The hard and exacting physical requirements of a survey party remote from civilization, in virgin country, do not leave much time or inclination lor the cultivation of any of the arts, but Bob, coming as a replacement, had no sooner hit camp than he cast around for material with which to form a quartet. His musical ear had to compromise with itself for I was impressed into service as the bass. The tenor was carried by Sam. the level rodman. who sang quite well, but the only one who could be induced to carry the lead was a hard-bitten oldtimer who held down the job of camp cook. The cook as a lead was not very dependable, for he went flat on some of the notes. However, this did not deter Bob very long and he changed the other parts so that we harmonized when the cook went flat. Theoretically the treatment as indicated was fine, but the cook sometimes changed his mind, or whatever happens in such a case, and occasionally surprised us by hitting the right note at the wrong time with its resultant discord. Another drawback was the fact that the Chief of Party, "Ole Man B--," an extremely capable locating engineer--although interested in various other kinds of interludes--did not have a warm spot in his heart for singers or at least for our quartet. He was a gentleman of the old school who did not believe in denning a spade as "an implement for digging." He could be bitingly sarcastic. Consequently, the end of a hard day's toil, carrying the proposed route of the Alaska Government Railroad through the niggerhead swamps and the timber, found the personnel of Bob's quartet a few hundred yards from camp in the forest primeval wearing head-nets and gauntletted gloves as a partial defense against the hordes of mosquitoes with which the interior of Alaska swarms in the summer. There in the tempered daylight of the subArctic night, we sang and were coached by Bob from his,' even at that time, no mean repertoire. If the bears and other denizens were annoyed they, at least, never bothered us.

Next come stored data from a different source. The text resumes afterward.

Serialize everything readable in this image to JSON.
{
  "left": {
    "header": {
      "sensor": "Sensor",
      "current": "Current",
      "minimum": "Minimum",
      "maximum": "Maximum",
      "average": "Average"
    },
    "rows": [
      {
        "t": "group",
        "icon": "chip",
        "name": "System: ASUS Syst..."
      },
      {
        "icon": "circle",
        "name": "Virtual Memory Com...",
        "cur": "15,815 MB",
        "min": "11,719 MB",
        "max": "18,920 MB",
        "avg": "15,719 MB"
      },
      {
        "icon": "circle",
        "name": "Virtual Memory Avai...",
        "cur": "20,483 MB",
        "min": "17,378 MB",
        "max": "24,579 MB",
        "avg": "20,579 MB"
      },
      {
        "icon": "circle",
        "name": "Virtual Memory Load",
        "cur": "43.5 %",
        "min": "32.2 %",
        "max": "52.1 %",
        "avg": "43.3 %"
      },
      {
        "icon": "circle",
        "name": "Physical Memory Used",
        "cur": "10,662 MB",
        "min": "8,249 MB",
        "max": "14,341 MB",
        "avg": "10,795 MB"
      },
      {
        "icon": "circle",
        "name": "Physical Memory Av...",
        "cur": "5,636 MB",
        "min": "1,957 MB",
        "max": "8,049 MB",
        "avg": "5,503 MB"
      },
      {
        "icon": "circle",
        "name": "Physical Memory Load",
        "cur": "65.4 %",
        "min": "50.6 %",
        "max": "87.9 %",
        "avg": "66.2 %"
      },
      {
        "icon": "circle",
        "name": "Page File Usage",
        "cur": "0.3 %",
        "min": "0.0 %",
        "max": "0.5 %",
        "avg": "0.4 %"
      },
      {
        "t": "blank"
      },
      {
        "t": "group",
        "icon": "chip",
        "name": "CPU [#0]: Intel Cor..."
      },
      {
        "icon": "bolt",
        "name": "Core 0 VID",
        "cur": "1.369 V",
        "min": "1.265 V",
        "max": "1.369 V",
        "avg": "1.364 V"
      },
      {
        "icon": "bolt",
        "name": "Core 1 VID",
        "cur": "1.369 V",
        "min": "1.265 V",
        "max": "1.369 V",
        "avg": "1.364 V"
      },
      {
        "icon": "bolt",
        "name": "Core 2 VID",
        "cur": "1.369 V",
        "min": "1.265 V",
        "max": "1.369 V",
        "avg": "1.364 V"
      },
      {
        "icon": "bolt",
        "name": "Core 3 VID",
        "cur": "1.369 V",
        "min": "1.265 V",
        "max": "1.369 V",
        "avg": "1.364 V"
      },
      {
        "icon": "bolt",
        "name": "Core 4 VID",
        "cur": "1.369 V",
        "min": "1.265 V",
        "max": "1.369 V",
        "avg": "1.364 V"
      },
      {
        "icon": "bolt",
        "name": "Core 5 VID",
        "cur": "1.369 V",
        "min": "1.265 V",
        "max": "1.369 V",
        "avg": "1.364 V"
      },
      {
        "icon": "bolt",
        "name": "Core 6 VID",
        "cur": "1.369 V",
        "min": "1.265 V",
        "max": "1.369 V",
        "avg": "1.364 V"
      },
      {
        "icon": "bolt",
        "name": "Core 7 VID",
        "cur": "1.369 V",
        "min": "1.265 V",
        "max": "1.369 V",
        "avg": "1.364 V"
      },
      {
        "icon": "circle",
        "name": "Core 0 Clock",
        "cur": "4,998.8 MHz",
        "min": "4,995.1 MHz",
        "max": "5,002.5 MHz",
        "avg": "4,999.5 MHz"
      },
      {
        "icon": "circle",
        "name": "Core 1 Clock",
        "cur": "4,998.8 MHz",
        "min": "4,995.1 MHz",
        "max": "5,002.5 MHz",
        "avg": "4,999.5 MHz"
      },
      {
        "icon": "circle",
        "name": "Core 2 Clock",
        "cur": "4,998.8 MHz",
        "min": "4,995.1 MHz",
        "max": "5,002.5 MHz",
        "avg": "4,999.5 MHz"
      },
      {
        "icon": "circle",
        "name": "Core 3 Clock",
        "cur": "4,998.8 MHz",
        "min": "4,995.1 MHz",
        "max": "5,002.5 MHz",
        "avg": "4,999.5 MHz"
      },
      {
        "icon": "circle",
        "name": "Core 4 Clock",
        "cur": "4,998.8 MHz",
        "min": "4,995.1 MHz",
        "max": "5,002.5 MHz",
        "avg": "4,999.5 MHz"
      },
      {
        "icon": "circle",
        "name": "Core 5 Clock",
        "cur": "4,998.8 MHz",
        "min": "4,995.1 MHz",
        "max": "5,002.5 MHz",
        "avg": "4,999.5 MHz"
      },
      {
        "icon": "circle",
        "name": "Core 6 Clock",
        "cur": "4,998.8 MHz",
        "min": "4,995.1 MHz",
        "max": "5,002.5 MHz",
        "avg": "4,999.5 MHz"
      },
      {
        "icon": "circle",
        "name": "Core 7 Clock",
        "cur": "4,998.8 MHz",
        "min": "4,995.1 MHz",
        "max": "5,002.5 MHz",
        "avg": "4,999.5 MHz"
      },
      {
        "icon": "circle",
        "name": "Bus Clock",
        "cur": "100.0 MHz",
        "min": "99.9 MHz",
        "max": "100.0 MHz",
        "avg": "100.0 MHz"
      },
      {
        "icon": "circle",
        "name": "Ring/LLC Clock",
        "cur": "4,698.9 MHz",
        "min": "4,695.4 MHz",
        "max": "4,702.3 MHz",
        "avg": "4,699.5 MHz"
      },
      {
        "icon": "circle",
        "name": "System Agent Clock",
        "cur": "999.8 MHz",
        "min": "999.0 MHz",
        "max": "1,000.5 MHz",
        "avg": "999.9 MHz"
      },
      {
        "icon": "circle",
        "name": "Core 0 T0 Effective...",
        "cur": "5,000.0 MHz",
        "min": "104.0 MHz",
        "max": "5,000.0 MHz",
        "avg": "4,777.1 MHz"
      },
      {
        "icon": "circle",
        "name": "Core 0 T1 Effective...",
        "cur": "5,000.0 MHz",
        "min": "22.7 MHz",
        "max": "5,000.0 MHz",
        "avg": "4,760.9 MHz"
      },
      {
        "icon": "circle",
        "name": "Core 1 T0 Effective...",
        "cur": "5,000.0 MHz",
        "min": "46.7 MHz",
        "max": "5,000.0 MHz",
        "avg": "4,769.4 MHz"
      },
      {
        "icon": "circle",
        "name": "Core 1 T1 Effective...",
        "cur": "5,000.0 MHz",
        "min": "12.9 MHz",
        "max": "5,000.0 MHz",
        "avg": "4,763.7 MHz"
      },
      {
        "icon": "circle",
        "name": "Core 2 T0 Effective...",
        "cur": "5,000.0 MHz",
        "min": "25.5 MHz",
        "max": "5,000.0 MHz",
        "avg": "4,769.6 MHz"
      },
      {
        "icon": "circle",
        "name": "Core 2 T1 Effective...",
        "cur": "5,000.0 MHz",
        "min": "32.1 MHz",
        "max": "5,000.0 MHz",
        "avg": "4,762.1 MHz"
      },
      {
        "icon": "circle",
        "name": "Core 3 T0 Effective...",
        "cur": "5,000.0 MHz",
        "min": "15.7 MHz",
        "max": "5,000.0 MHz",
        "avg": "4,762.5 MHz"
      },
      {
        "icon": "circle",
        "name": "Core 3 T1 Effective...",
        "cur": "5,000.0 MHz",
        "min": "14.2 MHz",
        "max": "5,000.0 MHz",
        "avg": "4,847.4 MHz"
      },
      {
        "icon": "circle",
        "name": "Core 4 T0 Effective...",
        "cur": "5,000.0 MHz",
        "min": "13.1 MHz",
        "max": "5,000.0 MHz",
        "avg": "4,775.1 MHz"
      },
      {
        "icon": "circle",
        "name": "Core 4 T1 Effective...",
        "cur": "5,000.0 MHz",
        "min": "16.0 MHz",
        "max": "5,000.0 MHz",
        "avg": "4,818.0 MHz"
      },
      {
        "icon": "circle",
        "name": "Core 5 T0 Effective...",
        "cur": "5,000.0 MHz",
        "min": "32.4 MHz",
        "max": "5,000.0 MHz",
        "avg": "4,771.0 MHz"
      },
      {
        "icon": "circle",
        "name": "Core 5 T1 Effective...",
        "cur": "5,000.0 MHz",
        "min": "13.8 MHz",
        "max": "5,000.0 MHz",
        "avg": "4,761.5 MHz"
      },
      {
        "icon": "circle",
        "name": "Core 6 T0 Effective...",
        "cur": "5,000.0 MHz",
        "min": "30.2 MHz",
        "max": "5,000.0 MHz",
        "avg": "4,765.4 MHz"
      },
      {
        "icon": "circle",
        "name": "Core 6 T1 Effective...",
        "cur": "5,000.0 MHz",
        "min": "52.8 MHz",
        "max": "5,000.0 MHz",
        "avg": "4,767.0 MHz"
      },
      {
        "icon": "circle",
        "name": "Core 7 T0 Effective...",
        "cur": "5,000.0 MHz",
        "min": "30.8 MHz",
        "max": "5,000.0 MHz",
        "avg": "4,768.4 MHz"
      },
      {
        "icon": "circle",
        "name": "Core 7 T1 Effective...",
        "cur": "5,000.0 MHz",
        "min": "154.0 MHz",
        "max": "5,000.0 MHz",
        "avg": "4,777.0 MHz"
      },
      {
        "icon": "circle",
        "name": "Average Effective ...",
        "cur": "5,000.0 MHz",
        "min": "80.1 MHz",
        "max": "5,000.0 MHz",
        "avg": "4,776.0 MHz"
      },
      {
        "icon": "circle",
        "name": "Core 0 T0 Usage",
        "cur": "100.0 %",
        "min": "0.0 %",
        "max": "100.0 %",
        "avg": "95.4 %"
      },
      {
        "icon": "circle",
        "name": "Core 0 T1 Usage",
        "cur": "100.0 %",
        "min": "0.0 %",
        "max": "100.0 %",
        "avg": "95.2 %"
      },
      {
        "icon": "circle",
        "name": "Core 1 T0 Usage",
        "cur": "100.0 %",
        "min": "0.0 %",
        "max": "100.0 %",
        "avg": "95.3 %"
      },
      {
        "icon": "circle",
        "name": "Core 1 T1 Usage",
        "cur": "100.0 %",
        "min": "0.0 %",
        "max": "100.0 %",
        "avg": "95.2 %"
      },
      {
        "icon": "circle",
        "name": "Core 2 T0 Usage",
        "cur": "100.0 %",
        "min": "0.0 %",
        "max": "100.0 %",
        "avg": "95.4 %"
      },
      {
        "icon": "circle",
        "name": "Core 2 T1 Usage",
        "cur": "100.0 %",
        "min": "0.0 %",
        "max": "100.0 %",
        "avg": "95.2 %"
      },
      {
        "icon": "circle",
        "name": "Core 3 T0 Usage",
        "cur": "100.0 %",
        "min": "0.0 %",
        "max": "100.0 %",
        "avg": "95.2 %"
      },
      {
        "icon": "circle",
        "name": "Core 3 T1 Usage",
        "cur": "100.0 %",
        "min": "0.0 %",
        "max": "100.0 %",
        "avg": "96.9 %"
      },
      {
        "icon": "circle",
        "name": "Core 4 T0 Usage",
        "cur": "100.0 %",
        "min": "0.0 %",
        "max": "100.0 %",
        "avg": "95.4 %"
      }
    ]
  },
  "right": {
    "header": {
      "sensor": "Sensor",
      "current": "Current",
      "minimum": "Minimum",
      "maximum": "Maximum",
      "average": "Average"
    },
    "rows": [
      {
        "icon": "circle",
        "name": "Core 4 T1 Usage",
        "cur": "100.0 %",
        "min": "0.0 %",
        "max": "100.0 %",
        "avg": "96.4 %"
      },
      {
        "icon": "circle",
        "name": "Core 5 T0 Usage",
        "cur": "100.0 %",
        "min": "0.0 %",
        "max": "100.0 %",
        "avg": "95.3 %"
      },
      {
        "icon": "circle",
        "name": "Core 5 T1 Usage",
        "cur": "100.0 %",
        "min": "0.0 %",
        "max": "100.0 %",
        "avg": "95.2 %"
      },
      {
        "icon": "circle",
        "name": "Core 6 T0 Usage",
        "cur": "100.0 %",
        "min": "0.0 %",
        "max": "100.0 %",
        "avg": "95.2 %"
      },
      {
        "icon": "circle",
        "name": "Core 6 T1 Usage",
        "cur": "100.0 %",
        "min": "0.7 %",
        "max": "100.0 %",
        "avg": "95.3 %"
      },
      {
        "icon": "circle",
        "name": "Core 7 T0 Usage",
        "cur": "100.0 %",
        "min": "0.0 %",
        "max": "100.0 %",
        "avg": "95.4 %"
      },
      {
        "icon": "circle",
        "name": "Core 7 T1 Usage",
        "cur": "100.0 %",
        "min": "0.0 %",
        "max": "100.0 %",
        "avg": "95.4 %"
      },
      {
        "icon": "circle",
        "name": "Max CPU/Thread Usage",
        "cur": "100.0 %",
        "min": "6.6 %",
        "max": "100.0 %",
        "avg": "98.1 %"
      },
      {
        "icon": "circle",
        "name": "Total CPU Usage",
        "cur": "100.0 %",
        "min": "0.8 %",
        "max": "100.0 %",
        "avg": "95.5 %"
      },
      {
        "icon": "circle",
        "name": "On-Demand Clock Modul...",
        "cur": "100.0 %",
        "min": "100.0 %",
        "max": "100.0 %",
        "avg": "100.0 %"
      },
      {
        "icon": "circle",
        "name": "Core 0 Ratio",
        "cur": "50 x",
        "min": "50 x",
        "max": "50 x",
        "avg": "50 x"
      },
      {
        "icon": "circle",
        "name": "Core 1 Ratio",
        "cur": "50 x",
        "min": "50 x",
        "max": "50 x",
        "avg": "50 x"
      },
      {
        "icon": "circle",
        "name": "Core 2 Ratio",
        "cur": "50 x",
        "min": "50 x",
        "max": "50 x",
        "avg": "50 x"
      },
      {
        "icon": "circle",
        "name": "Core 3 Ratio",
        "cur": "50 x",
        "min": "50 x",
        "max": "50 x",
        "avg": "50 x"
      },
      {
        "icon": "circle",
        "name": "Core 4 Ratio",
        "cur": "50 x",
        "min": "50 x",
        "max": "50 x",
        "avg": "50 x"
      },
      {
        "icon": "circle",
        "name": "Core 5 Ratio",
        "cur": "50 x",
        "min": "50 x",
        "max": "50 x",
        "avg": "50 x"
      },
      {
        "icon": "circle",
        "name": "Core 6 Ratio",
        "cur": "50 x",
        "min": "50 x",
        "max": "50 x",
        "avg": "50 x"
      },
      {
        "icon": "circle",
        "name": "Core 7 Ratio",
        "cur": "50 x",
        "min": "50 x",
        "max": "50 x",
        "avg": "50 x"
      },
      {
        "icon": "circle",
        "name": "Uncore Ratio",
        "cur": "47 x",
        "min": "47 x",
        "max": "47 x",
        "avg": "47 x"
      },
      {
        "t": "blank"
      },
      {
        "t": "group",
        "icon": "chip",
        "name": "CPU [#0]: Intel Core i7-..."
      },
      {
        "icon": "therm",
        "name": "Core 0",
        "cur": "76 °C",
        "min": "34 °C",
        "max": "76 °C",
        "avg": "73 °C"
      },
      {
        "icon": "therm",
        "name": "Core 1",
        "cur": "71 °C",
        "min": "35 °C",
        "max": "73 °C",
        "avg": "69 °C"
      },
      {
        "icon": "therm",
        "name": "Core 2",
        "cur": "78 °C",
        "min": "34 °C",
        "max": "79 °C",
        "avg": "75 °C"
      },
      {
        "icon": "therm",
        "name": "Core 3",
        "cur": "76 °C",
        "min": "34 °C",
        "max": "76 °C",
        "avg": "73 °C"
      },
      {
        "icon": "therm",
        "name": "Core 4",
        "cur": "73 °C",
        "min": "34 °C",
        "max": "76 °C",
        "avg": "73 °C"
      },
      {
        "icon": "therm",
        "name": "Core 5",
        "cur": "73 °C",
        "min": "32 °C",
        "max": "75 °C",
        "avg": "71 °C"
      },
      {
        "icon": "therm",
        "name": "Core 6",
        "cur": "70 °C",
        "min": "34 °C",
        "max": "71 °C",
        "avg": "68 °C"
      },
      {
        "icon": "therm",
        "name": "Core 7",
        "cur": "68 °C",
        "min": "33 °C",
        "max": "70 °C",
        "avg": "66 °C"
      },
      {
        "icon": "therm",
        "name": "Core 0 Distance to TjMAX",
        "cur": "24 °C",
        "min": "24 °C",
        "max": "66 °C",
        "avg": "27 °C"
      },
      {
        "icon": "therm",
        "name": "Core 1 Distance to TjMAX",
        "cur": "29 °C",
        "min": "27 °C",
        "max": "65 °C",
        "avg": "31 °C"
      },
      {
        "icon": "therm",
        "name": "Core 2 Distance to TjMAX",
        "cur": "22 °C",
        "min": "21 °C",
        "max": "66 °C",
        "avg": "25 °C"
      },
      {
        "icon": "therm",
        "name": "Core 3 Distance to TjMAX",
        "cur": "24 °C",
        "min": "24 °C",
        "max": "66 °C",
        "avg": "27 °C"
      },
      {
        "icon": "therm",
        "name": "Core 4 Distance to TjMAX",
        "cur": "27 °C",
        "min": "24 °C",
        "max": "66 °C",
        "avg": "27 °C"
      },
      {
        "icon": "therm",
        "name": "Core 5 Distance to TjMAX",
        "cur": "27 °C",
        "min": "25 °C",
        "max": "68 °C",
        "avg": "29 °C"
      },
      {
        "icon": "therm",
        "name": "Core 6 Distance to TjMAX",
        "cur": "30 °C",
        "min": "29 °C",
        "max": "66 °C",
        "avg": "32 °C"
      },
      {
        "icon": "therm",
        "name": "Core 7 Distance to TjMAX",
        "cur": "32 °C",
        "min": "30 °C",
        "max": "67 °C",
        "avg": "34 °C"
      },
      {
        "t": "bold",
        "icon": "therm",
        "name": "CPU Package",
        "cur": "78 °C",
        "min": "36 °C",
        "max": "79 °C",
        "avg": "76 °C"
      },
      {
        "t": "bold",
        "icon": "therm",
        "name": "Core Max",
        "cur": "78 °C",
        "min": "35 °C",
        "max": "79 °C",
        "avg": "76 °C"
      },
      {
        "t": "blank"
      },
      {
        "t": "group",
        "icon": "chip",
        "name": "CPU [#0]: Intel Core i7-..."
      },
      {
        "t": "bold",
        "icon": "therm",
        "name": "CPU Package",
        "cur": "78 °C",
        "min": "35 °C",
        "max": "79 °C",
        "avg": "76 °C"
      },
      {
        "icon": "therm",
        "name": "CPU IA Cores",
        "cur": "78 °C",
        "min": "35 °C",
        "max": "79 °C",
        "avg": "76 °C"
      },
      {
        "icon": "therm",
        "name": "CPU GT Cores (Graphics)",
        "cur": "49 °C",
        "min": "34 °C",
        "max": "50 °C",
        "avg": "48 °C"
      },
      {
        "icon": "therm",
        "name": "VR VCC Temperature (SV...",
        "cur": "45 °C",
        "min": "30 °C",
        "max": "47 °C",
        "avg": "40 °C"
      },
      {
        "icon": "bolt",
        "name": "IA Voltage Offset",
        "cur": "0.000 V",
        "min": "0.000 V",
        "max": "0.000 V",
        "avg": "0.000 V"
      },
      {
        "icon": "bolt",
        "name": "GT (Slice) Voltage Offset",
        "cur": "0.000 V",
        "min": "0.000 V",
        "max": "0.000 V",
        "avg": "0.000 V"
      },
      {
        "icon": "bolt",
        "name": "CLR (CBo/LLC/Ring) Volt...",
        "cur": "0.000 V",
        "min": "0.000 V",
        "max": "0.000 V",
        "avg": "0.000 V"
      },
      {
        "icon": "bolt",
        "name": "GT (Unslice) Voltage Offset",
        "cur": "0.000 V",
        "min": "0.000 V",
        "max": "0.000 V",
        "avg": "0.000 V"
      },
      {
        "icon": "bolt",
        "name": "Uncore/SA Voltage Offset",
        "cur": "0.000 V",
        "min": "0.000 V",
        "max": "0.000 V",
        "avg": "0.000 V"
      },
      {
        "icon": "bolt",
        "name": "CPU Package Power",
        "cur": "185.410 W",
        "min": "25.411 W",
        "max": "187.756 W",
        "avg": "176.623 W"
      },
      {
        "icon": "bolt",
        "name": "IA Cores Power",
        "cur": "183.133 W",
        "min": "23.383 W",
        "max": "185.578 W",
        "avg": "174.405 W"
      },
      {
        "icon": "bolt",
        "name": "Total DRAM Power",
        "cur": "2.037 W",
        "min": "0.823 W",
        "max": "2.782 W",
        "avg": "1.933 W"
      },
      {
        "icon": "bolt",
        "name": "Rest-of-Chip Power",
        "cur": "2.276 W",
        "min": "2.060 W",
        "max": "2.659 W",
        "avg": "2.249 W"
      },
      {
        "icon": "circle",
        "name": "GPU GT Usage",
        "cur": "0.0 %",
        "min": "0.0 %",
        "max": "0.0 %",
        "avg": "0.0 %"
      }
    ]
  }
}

Afterwards, in 1916 and 1917, when Bob was an assistant on a Residency party, the quartet, straightened by the substitution of new blood, went on to such noble heights that we were in some little demand at Red 'Cross and other benefits at Nenana, the construction base for the interior division of the railroad. Bob's guitar with his rich baritone voice in solo made up for whatever deficiencies existed in the quartet.

It was a rare pleasure to read in your valued magazine of Bob's accomplishments to date.

GEORGE B. RICHARDSON

President

Richardson Construction Co. (Onetime Resident Engineer, Alaskan Engineering Commission) Decatur, Ill.

Marxist Misapprehensions

Sirs:

TIME'S reputation for cryptic impartiality suffers a severe shock among Milwaukee readers. Failure by your office to verify the facts and impressions set forth in the article on Marxist Mayor Hoan [TIME, April 6] is evident to any Milwaukee resident.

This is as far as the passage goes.